Of his exhibition, opened at Paradise Road Galleries, six exhibits are couples. “They are paired. They are like dialogues, talking to each other,” Mir hinted at their depths. “If you look at the whole properly, you will understand. I don’t have to explain.” Of a pair of circles, one is perfectly drawn while the other is a free hand drawing.
Mis has painted from childhood. “I drew in school up to my taking a science degree and decided to go to an arts school in Pakistan.” His crossover to art was consolidated in Ontario, Canada, where he majored in advertising design. His paintings were part of his art classes. From there, he moved to New York and exhibited his work. “Then I decided to come back to Karachi.”
His first paintings were representational, real things, portraits and faces. With his art education and “time and age”, he changed. “Everybody changes,” he remarks complaisantly. “Anybody has influences. They change from time to time. What I have now is my own style.”
There is a considerable gap between his exhibitions as he says, “I exhibit only when I think my work is new. I don’t want to repeat my work. If I don’t do anything new, I don’t exhibit.” He calls his exhibitions “papers” as holding one is like working on a paper or a thesis. It involves selecting a subject, researching it, retrieving solutions and presenting them in a logical manner in the form of a series of paintings.
Looking at Mir’s paintings, one also recalls to mind that Islamic art, being prohibited to depict religious figures, became a geometrical pattern-based art, even centuries before the abstract art movement in Europe. Geometric patterns visually connected spirituality with science and art.
Mir has picked on Sri Lanka as the latest venue for his exhibits “as I have friends here.” Once it concludes, he contemplates going back home to Karachi. This “home” has been designed by Sri Lankan architect Anjalendran. “He introduced Sri Lanka to me,” says an inspired Mir.
The first ever exhibition in Sri Lanka of Pakistani artist Imran Mir Azam Ali opened to the public at Paradise Road Galleries, Colombo 3, on January 24 and will continue until February 21.
Imran Mir, a top honours Master’s graduate in Communication Design from the prestigious Ontario College of Art, Toronto, Canada, in 1976, was the only foreigner to win the Governor General of Canada’s Trophy for the Best Student in the college’s 100 year history.

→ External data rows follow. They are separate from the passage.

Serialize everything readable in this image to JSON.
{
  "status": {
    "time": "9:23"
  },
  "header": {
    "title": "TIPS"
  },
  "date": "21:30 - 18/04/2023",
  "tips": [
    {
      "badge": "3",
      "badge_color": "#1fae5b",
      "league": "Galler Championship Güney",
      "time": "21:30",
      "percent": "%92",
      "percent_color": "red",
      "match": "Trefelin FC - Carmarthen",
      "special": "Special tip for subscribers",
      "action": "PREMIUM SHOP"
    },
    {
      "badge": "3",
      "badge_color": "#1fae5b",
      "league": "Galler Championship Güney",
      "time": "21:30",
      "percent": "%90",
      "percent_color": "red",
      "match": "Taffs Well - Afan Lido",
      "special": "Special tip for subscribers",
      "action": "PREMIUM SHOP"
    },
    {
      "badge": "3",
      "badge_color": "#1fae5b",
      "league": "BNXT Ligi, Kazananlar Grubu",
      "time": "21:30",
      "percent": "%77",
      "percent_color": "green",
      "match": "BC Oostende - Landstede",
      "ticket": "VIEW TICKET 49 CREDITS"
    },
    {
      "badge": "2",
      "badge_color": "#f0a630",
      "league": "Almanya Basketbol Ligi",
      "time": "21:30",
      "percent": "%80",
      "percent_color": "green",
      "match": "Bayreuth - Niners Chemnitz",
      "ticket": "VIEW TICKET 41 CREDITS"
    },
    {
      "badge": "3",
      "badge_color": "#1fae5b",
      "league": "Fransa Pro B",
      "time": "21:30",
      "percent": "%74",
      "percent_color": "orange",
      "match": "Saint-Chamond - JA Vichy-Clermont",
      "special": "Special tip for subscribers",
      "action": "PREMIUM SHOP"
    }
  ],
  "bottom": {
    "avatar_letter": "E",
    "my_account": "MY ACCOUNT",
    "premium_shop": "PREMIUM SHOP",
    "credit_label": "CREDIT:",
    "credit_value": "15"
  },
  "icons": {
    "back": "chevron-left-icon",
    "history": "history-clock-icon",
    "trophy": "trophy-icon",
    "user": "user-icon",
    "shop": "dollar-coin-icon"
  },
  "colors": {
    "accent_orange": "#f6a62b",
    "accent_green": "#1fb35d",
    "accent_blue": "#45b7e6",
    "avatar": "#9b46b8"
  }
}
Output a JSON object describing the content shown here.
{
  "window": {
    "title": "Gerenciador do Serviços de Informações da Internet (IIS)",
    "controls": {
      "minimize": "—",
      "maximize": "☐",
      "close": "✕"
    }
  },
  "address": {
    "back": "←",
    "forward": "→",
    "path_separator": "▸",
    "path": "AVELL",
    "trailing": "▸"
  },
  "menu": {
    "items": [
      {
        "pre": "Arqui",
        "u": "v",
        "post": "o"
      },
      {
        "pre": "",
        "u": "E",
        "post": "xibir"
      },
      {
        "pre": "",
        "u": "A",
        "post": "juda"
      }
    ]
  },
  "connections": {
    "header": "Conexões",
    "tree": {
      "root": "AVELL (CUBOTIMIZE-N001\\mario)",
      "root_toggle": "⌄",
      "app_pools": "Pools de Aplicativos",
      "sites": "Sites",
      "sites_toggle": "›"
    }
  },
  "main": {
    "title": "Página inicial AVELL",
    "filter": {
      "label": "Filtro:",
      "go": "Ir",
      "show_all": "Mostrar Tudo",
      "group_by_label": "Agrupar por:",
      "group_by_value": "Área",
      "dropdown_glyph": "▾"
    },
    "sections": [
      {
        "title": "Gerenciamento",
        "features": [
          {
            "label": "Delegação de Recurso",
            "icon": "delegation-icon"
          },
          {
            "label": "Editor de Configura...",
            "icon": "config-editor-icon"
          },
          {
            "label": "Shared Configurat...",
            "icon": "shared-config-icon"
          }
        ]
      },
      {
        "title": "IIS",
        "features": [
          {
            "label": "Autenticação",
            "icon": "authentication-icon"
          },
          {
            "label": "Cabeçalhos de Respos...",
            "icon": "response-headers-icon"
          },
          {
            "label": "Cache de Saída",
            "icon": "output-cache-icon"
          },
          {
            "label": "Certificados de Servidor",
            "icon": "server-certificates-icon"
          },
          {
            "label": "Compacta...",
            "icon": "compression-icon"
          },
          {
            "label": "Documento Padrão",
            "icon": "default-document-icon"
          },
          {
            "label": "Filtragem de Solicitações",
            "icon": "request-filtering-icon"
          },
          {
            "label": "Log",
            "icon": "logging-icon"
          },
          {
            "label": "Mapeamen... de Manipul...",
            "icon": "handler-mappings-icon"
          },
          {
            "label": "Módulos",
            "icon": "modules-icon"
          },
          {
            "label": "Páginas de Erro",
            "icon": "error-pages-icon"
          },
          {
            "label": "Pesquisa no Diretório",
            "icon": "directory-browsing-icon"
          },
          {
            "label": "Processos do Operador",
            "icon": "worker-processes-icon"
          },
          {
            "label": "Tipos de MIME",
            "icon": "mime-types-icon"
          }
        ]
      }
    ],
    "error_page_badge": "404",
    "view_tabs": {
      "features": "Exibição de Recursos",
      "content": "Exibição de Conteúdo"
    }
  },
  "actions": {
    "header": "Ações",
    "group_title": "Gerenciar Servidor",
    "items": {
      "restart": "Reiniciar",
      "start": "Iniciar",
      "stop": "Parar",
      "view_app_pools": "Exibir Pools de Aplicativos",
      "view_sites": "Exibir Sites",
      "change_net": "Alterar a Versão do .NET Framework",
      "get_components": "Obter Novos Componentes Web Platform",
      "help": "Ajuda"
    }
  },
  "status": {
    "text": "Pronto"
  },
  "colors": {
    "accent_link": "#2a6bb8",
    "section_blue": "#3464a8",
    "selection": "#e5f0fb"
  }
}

Prior to that, he had graduated from the Central Institute of Arts and Crafts in Karachi. He is the Chairman of Circuit Advertising, affiliated with DraftFCB Worldwide, counting Sri Lanka among its country branches. He is a founder of the Indus Valley School of Art and Architecture in Pakistan.
He is also a trustee of the Foundation for Museum of Modern Art (FOMMA) and plays a key role in the publication of art books by FOMMA in Pakistan. Married with two sons who plan to return from America and join his ad agency, Mir lives in Karachi, in a much publicised house, considered a watershed in modern Pakistani architecture. He is also a keen gardener who helps friends to do up their gardens.